In the present invention, the exclusive groups can be coupled or separated to allow for, even for a service using a plurality of inputs/outputs for example, collective management of the exclusive control of the inputs/outputs, thus the present invention being provided for the complicated services.

In the present invention, it is possible to move one input/output to a different service in, e.g. a service having a plurality of inputs/outputs.

The multitask processor and method of the present invention are applicable to a system that has, as described above in connection with the illustrative embodiment, an alone or grouped objects, and provides a service by inputting or outputting the event to or from the object.

The present invention may also apply to, for example, a telephone switching system such as a media gateway controller (MGC). The present invention may also apply to, for example, a Web application server or the like.

The entire disclosure of Japanese patent application No. 2006-58438 filed on Mar. 3, 2005, including the specification, claims, accompanying drawings and abstract of the disclosure is incorporated herein by reference in its entirety.

While the present invention has been described with reference to the particular illustrative embodiment, it is not to be restricted by the embodiment. It is to be appreciated that those skilled in the art can change or modify the embodiment without departing from the scope and spirit of the present invention.

Claims

1. An exclusive control method in a multitask system in which a single main controller executes events under an exclusive control by a service-providing program running under the system, the events being generated in a congested state, said method comprising the steps of:

defining an exclusive group that comprises an exclusive-control object having one or more service objects belonging thereto contained, which are necessary to provide the service to a same providee;

separating the events, on a basis of respective execution urgency, into a priority event that preferentially executes a process and a non-priority event;

allowing each of the service objects to comprise a non-priority-event queue that contains a non-priority event associated with the service object;

providing a link over all non-priority events in the exclusive group, which are queued in the non-priority-event queues in the service objects;

allowing the exclusive-control object to comprise a priority-event queue that contains a priority event; and

having the exclusive-control object executing preferentially the priority-event that is queued in the priority-event queue to the non-priority-events that are provided with the link and are queued in the non-priority-event queues in the service objects when the exclusive group obtains an execution right.

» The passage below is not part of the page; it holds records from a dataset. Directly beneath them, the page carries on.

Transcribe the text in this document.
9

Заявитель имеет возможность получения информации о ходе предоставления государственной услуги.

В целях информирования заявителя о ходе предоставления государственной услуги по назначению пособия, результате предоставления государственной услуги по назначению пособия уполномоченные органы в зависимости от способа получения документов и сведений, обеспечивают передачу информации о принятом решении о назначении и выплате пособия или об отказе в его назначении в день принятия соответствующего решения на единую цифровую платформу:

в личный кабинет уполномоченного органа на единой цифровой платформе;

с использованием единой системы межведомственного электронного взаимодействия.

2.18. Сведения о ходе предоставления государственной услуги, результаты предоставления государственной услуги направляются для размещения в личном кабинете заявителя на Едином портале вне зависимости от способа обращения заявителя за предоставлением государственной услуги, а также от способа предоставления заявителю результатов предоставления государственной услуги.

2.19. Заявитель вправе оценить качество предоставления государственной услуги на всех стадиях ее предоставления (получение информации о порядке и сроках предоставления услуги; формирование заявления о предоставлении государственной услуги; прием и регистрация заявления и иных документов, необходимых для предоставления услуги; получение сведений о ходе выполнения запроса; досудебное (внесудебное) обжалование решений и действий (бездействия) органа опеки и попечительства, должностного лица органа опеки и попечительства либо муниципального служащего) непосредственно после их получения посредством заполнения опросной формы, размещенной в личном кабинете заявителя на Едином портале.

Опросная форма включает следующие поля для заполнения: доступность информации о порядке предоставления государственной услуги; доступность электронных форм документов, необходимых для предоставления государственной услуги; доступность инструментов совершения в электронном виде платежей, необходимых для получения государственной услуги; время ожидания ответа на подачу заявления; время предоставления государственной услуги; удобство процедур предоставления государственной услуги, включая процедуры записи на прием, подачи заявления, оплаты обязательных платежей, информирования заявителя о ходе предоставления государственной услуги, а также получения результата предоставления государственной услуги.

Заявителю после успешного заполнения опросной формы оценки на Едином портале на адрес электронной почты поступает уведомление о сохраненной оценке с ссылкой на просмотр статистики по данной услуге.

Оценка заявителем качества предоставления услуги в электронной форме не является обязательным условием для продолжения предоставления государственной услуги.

2. The method in accordance with claim 1, further comprising the step of depending on a nature or a stage of the provided service to add a service object in the exclusive group, or to remove a predetermined service object from the exclusive group with a new link provided to the non-priority events.

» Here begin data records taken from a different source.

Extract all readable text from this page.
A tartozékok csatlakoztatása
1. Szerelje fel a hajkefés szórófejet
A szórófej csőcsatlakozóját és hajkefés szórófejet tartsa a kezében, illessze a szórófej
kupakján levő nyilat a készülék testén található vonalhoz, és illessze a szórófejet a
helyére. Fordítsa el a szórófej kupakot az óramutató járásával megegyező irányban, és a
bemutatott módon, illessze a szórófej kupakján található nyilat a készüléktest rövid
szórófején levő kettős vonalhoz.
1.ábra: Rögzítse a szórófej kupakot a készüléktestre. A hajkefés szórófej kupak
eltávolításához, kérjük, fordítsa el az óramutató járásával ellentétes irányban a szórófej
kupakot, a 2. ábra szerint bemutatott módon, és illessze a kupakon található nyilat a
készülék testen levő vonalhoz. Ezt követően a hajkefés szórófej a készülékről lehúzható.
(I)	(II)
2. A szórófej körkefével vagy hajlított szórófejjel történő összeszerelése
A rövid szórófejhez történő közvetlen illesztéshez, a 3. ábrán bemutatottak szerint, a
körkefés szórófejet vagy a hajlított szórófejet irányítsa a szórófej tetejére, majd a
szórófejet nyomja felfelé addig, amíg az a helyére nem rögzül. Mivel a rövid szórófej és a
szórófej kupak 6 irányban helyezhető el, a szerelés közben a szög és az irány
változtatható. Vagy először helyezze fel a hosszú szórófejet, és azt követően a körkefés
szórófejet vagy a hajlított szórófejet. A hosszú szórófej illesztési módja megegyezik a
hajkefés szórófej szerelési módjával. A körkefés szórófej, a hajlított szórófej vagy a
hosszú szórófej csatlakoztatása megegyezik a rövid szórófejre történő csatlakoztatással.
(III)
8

3. The method in accordance with claim 1, further comprising the step of coupling, depending on a nature or a stage of the provided service, a plurality of exclusive groups to provide a mother-daughter relation between the exclusive-control objects in the exclusive groups with each of the exclusive-control objects maintaining a contained condition of the service object.

4. The method in accordance with claim 3, wherein the mother exclusive-control object performs the exclusive control of the daughter exclusive-control object in the same way as for the service object contained by the mother exclusive-control object.

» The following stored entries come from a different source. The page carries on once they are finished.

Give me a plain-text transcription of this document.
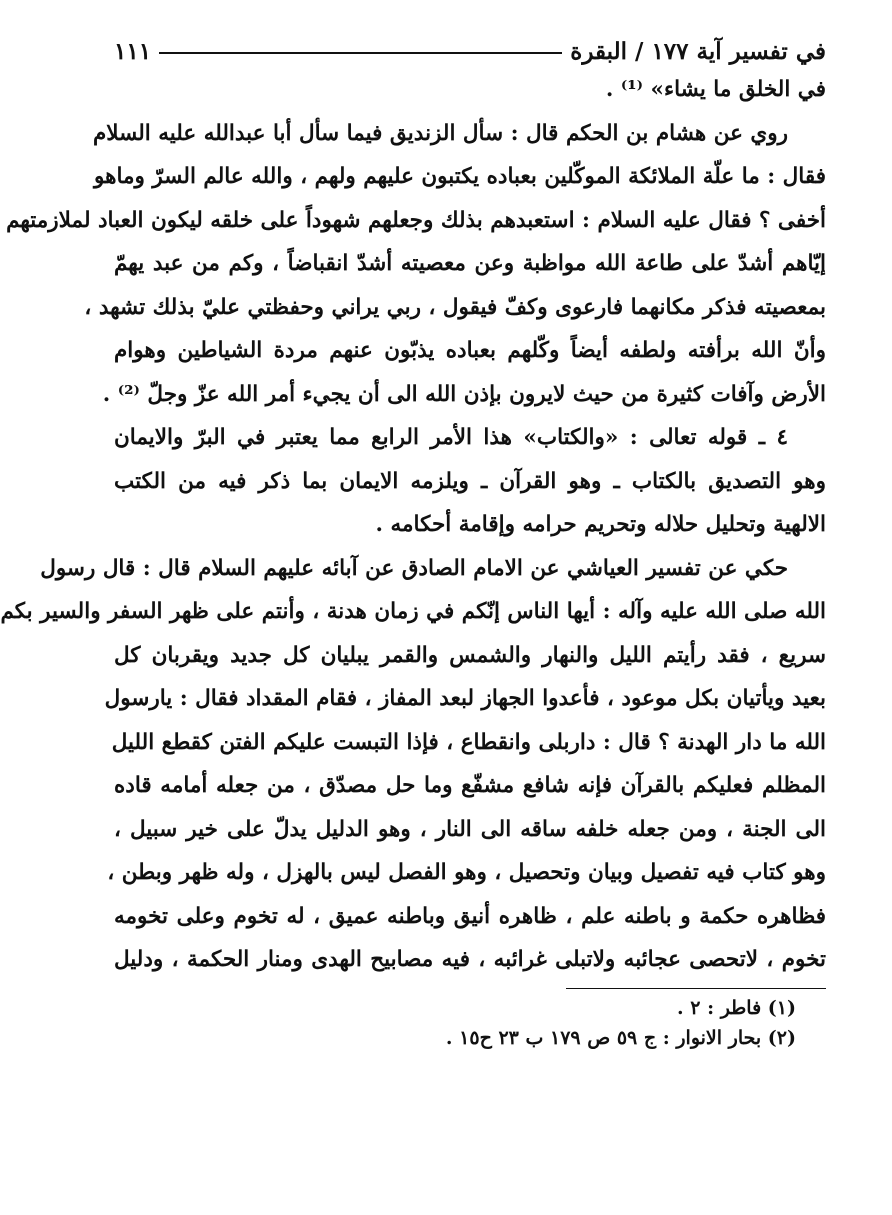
في تفسير آية ١٧٧ / البقرة
١١١
في الخلق ما يشاء» ⁽¹⁾ .
روي عن هشام بن الحكم قال : سأل الزنديق فيما سأل أبا عبدالله عليه السلام
فقال : ما علّة الملائكة الموكّلين بعباده يكتبون عليهم ولهم ، والله عالم السرّ وماهو
أخفى ؟ فقال عليه السلام : استعبدهم بذلك وجعلهم شهوداً على خلقه ليكون العباد لملازمتهم
إيّاهم أشدّ على طاعة الله مواظبة وعن معصيته أشدّ انقباضاً ، وكم من عبد يهمّ
بمعصيته فذكر مكانهما فارعوى وكفّ فيقول ، ربي يراني وحفظتي عليّ بذلك تشهد ،
وأنّ الله برأفته ولطفه أيضاً وكّلهم بعباده يذبّون عنهم مردة الشياطين وهوام
الأرض وآفات كثيرة من حيث لايرون بإذن الله الى أن يجيء أمر الله عزّ وجلّ ⁽²⁾ .
٤ ـ قوله تعالى : «والكتاب» هذا الأمر الرابع مما يعتبر في البرّ والايمان
وهو التصديق بالكتاب ـ وهو القرآن ـ ويلزمه الايمان بما ذكر فيه من الكتب
الالهية وتحليل حلاله وتحريم حرامه وإقامة أحكامه .
حكي عن تفسير العياشي عن الامام الصادق عن آبائه عليهم السلام قال : قال رسول
الله صلى الله عليه وآله : أيها الناس إنّكم في زمان هدنة ، وأنتم على ظهر السفر والسير بكم
سريع ، فقد رأيتم الليل والنهار والشمس والقمر يبليان كل جديد ويقربان كل
بعيد ويأتيان بكل موعود ، فأعدوا الجهاز لبعد المفاز ، فقام المقداد فقال : يارسول
الله ما دار الهدنة ؟ قال : داربلى وانقطاع ، فإذا التبست عليكم الفتن كقطع الليل
المظلم فعليكم بالقرآن فإنه شافع مشفّع وما حل مصدّق ، من جعله أمامه قاده
الى الجنة ، ومن جعله خلفه ساقه الى النار ، وهو الدليل يدلّ على خير سبيل ،
وهو كتاب فيه تفصيل وبيان وتحصيل ، وهو الفصل ليس بالهزل ، وله ظهر وبطن ،
فظاهره حكمة و باطنه علم ، ظاهره أنيق وباطنه عميق ، له تخوم وعلى تخومه
تخوم ، لاتحصى عجائبه ولاتبلى غرائبه ، فيه مصابيح الهدى ومنار الحكمة ، ودليل
(١) فاطر : ٢ .
(٢) بحار الانوار : ج ٥٩ ص ١٧٩ ب ٢٣ ح١٥ .
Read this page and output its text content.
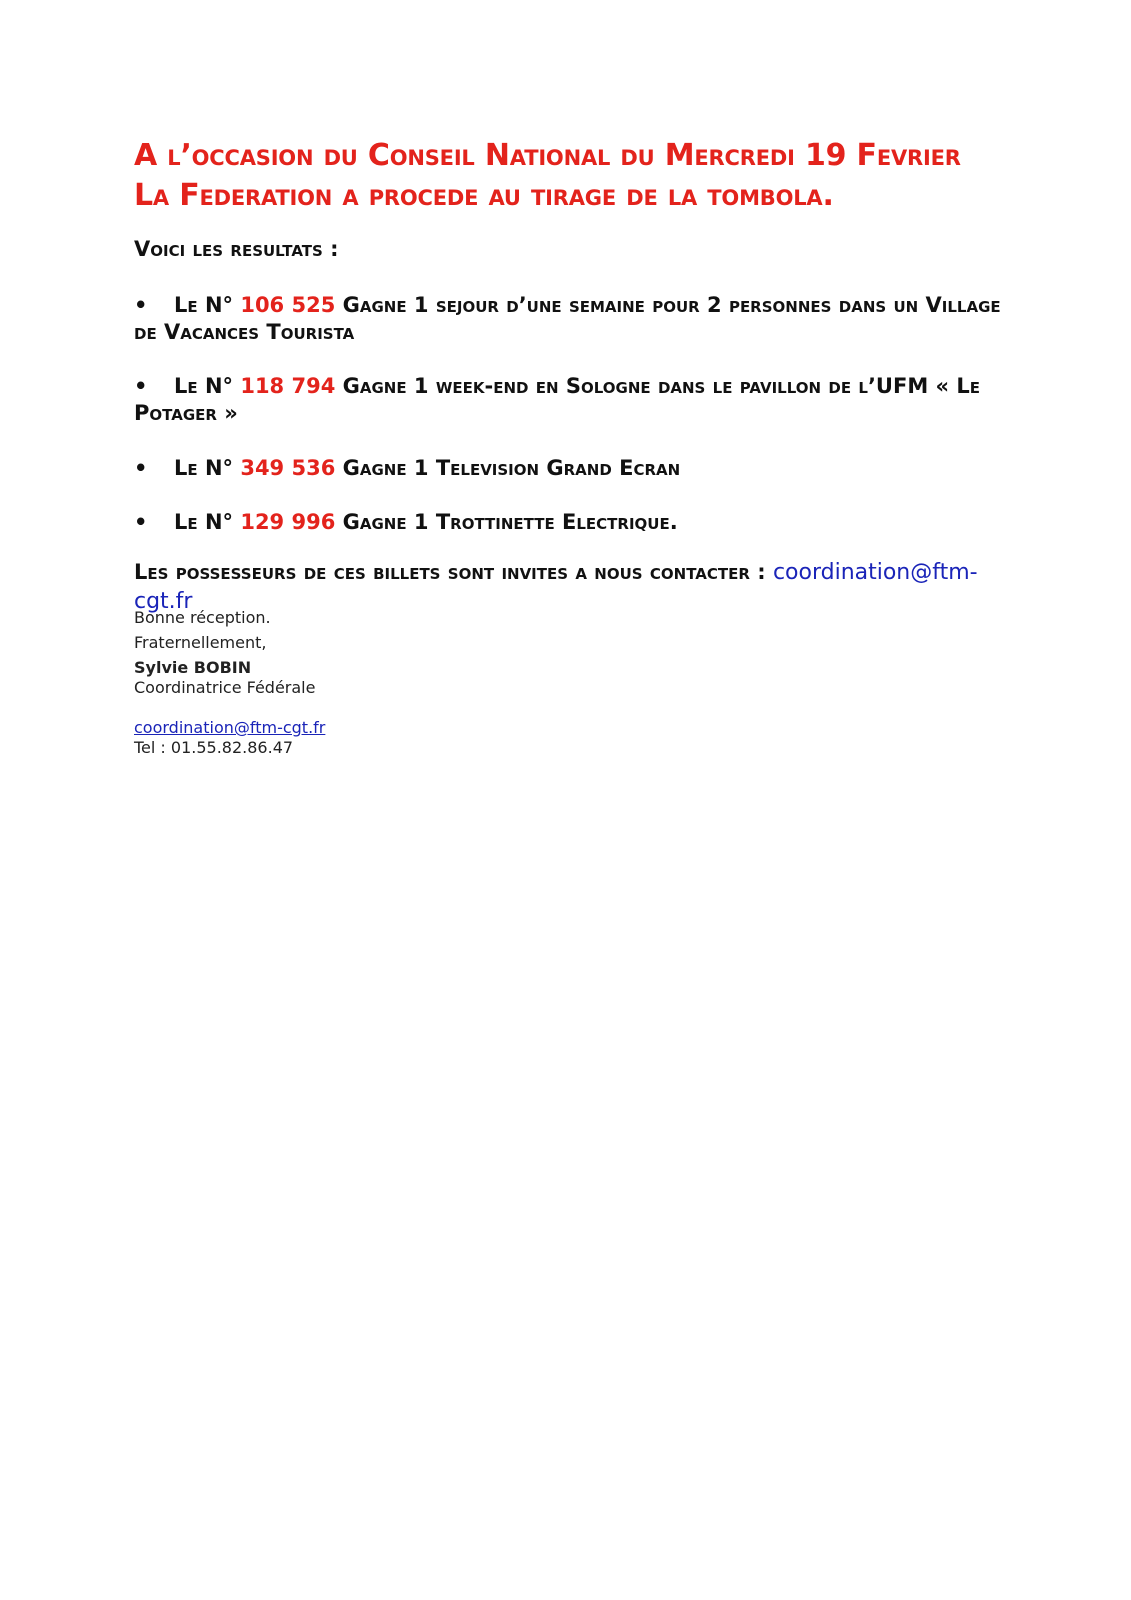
A l’occasion du Conseil National du Mercredi 19 Fevrier
La Federation a procede au tirage de la tombola.
Voici les resultats :
• Le N° 106 525 Gagne 1 sejour d’une semaine pour 2 personnes dans un Village de Vacances Tourista
• Le N° 118 794 Gagne 1 week-end en Sologne dans le pavillon de l’UFM « Le Potager »
• Le N° 349 536 Gagne 1 Television Grand Ecran
• Le N° 129 996 Gagne 1 Trottinette Electrique.
Les possesseurs de ces billets sont invites a nous contacter : coordination@ftm-cgt.fr
Bonne réception.
Fraternellement,
Sylvie BOBIN
Coordinatrice Fédérale
coordination@ftm-cgt.fr
Tel : 01.55.82.86.47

5. The method in accordance with claim 3, further comprising the step of breaking, depending on a nature or a stage of the provided service, the mother-daughter relation between two of the exclusive-control objects to divide the coupled exclusive group into two exclusive groups.

6. The method in accordance with claim 3, further comprising the step of moving, depending on a nature or a stage of the provided service, the service object in the coupled exclusive group.

7. The method in accordance with claim 6, further comprising the step of changing an exclusive-control object to which the service object is to belonging.